Birthstone - A birthstone is a specific gemstone (or sometimes more than one) which is linked to your month of birth. It's thought that people have been wearing birthstones in this way since around the 16th or 17th century.

Zodiac Stone – Zodiac birthstones, also called astral stones, are gemstones  that are linked to the twelve astrological signs. It is suggested that by wearing your astral stone, you can tap into its hidden powers.

Gemstone - A mineral crystal which is cut and polished in order to be used in jewellery or other decorative items. However, some rocks (e.g. Lapis Lazuli, Opal, and Jade) and organic materials (e.g. Pearl and Amber) are also used in a similar way and are often also considered to be gemstones.

Faceted - A faceted gemstone has cut surfaces to help it catch the light and sparkle. The most common cut is usually a classic diamond shape.

Cabochon - A stone cut with a domed top and a flat bottom. These are usually round or oval have a smooth, highly polished surface.

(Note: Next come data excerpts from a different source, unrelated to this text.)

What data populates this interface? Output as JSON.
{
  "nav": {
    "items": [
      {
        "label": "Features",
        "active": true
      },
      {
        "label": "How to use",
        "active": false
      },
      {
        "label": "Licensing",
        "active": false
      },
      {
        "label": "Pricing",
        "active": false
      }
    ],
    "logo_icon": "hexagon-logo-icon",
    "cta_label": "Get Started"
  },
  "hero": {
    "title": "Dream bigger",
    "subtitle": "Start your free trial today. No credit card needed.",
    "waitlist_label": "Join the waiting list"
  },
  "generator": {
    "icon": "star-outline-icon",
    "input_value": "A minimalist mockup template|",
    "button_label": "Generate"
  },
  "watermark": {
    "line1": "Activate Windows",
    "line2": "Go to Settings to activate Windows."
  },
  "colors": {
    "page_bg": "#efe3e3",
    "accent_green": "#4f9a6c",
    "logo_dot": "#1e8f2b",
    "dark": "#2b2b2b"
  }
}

Mohs Scale - A scale on which minerals are graded from 1 to 10 depending on their hardness, with diamond (10) as the hardest mineral on Earth. The scale works so that minerals with a certain number can scratch minerals with a lower number and get scratched by the minerals with a higher number.

Inclusion - A particle of foreign matter contained within a gemstone. It can take the form of an air bubble or a foreign object.



Hallmarking - A mark or stamp usually indicating a standard of purity of a piece which is used in marking gold and silver items, including jewellery.

925 hallmark - An alloy of 92.5% pure silver with 7.5% copper and other metals, which results in a much stronger and better wearing metal than pure silver. 

Sterling Silver hallmark - A mark or stamp indicating that the item has been tested and approved by the Birmingham Assay office as Sterling Silver. In England the hallmark will consist of the Lion Passant and makers mark. By law only Sterling Silver items with silver weighing over 7.78gr need to be hallmarked with this stamp. Items weighing less only need to carry the 925 mark to be considered Sterling Silver.

925 hallmark

Tarnish - This is a reaction that happens to the surface of metals, including sterling silver, which will cause it to look dull, darker and possibly even stained. Its most commonly caused by a reaction with oxygen and is exacerbated by moisture. But don’t panic: see our previous blog for top tips on keeping your silver shining! 

Oxidisation - Sterling silver that has had a chemical applied to it in order to blacken it as a decorative element. Most often you'll see a recessed pattern blackened, while the raised areas are shiny silver.